A concerted effort has been made to make Legion's system requirements as reasonable as possible, which means first and foremost that there's no crazy Warcraft III-style modeling or detail. The main reason for that seems to be the sheer size of the forces involved in many battles; there may be literally hundreds of combatants on the screen at one time, making 3D units a practical impossibility even for a decently-equipped G4. It's the price one pays for epic scale. The depiction of buildings in the city management screen answers my perennial question regarding cities in similar games, namely, "where the hell do all these people live?" Here, scattered throughout cities, you'll see little groups of residential structures, which have no interactive purpose, but they do add a little bit of realism to the scene.

Legion's audio elements consist mostly of a pleasant, low-key soundtrack that runs throughout, and that turns appropriately martial when you enter a battle phase.

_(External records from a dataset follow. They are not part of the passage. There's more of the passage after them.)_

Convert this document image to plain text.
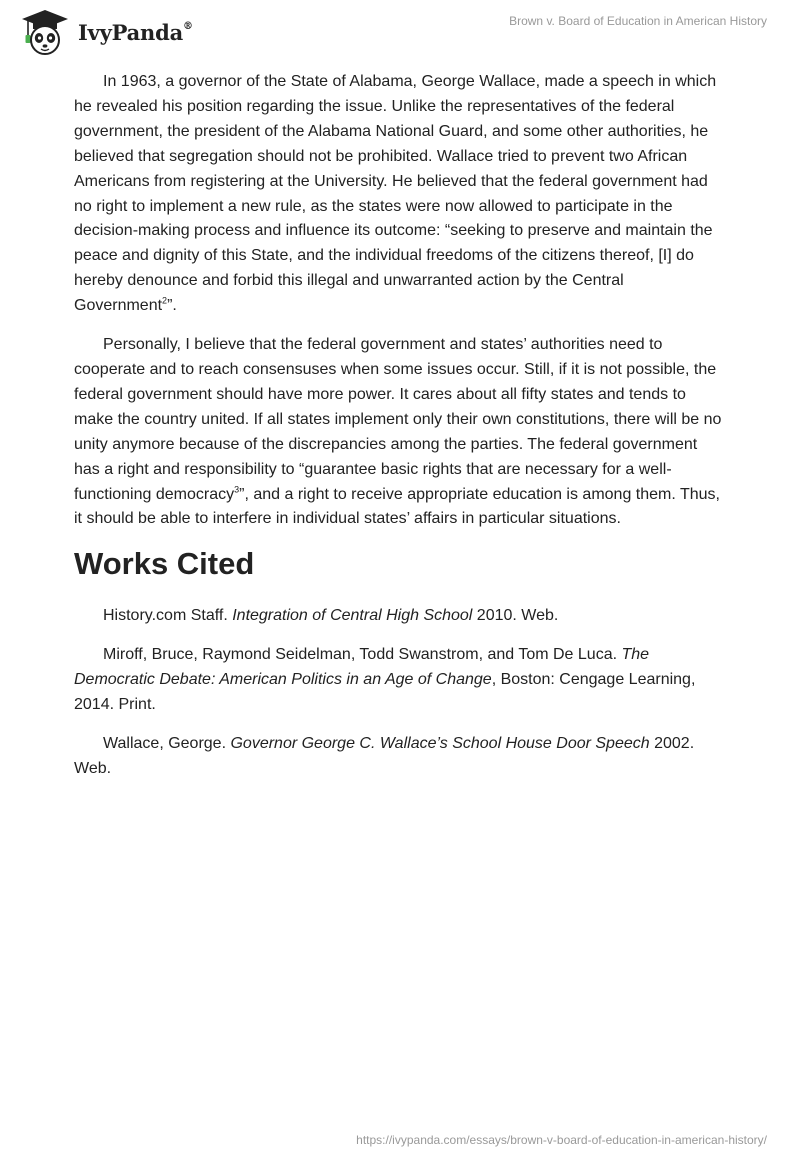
IvyPanda®	Brown v. Board of Education in American History

In 1963, a governor of the State of Alabama, George Wallace, made a speech in which he revealed his position regarding the issue. Unlike the representatives of the federal government, the president of the Alabama National Guard, and some other authorities, he believed that segregation should not be prohibited. Wallace tried to prevent two African Americans from registering at the University. He believed that the federal government had no right to implement a new rule, as the states were now allowed to participate in the decision-making process and influence its outcome: “seeking to preserve and maintain the peace and dignity of this State, and the individual freedoms of the citizens thereof, [I] do hereby denounce and forbid this illegal and unwarranted action by the Central Government$^2$”.

Personally, I believe that the federal government and states’ authorities need to cooperate and to reach consensuses when some issues occur. Still, if it is not possible, the federal government should have more power. It cares about all fifty states and tends to make the country united. If all states implement only their own constitutions, there will be no unity anymore because of the discrepancies among the parties. The federal government has a right and responsibility to “guarantee basic rights that are necessary for a well-functioning democracy$^3$”, and a right to receive appropriate education is among them. Thus, it should be able to interfere in individual states’ affairs in particular situations.

Works Cited

History.com Staff. Integration of Central High School 2010. Web.

Miroff, Bruce, Raymond Seidelman, Todd Swanstrom, and Tom De Luca. The Democratic Debate: American Politics in an Age of Change, Boston: Cengage Learning, 2014. Print.

Wallace, George. Governor George C. Wallace’s School House Door Speech 2002. Web.

https://ivypanda.com/essays/brown-v-board-of-education-in-american-history/
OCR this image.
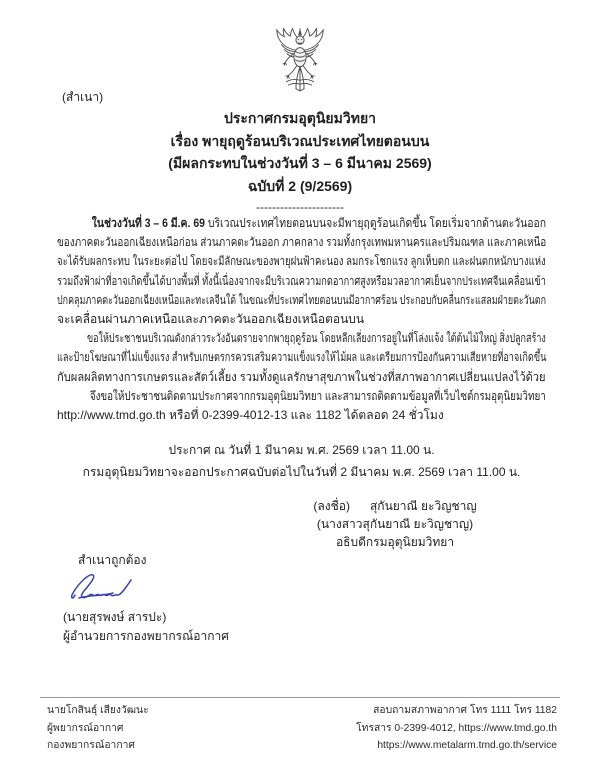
(สำเนา)
ประกาศกรมอุตุนิยมวิทยา
เรื่อง พายุฤดูร้อนบริเวณประเทศไทยตอนบน
(มีผลกระทบในช่วงวันที่ 3 – 6 มีนาคม 2569)
ฉบับที่ 2 (9/2569)
----------------------
ในช่วงวันที่ 3 – 6 มี.ค. 69 บริเวณประเทศไทยตอนบนจะมีพายุฤดูร้อนเกิดขึ้น โดยเริ่มจากด้านตะวันออก
ของภาคตะวันออกเฉียงเหนือก่อน ส่วนภาคตะวันออก ภาคกลาง รวมทั้งกรุงเทพมหานครและปริมณฑล และภาคเหนือ
จะได้รับผลกระทบ ในระยะต่อไป โดยจะมีลักษณะของพายุฝนฟ้าคะนอง ลมกระโชกแรง ลูกเห็บตก และฝนตกหนักบางแห่ง
รวมถึงฟ้าผ่าที่อาจเกิดขึ้นได้บางพื้นที่ ทั้งนี้เนื่องจากจะมีบริเวณความกดอากาศสูงหรือมวลอากาศเย็นจากประเทศจีนเคลื่อนเข้า
ปกคลุมภาคตะวันออกเฉียงเหนือและทะเลจีนใต้ ในขณะที่ประเทศไทยตอนบนมีอากาศร้อน ประกอบกับคลื่นกระแสลมฝ่ายตะวันตก
จะเคลื่อนผ่านภาคเหนือและภาคตะวันออกเฉียงเหนือตอนบน
ขอให้ประชาชนบริเวณดังกล่าวระวังอันตรายจากพายุฤดูร้อน โดยหลีกเลี่ยงการอยู่ในที่โล่งแจ้ง ใต้ต้นไม้ใหญ่ สิ่งปลูกสร้าง
และป้ายโฆษณาที่ไม่แข็งแรง สำหรับเกษตรกรควรเสริมความแข็งแรงให้ไม้ผล และเตรียมการป้องกันความเสียหายที่อาจเกิดขึ้น
กับผลผลิตทางการเกษตรและสัตว์เลี้ยง รวมทั้งดูแลรักษาสุขภาพในช่วงที่สภาพอากาศเปลี่ยนแปลงไว้ด้วย
จึงขอให้ประชาชนติดตามประกาศจากกรมอุตุนิยมวิทยา และสามารถติดตามข้อมูลที่เว็บไซต์กรมอุตุนิยมวิทยา
http://www.tmd.go.th หรือที่ 0-2399-4012-13 และ 1182 ได้ตลอด 24 ชั่วโมง
ประกาศ ณ วันที่ 1 มีนาคม พ.ศ. 2569 เวลา 11.00 น.
กรมอุตุนิยมวิทยาจะออกประกาศฉบับต่อไปในวันที่ 2 มีนาคม พ.ศ. 2569 เวลา 11.00 น.
(ลงชื่อ) สุกันยาณี ยะวิญชาญ
(นางสาวสุกันยาณี ยะวิญชาญ)
อธิบดีกรมอุตุนิยมวิทยา
สำเนาถูกต้อง
(นายสุรพงษ์ สารปะ)
ผู้อำนวยการกองพยากรณ์อากาศ
นายโกสินธุ์ เสียงวัฒนะ
ผู้พยากรณ์อากาศ
กองพยากรณ์อากาศ
สอบถามสภาพอากาศ โทร 1111 โทร 1182
โทรสาร 0-2399-4012, https://www.tmd.go.th
https://www.metalarm.tmd.go.th/service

Battle is where sound plays the biggest part. You'll hear it all: thundering hooves, clashing swords, screaming warriors. If the music or the sound effects aren't your bag, though, each can be turned down or off independently.

Legion will run on OS 9.2.x and OS 10.1.3 or later, with a G3 or G4 processor (Freeverse recommends an 800 Mhz G4, but I got by nicely with half that speed, and 800 MB of RAM).

So, those of you who like your battles epic, but are sticklers for historical accuracy, rejoice. Legion will soon be cutting a swath of destruction to a software store near you. Ave Caesar!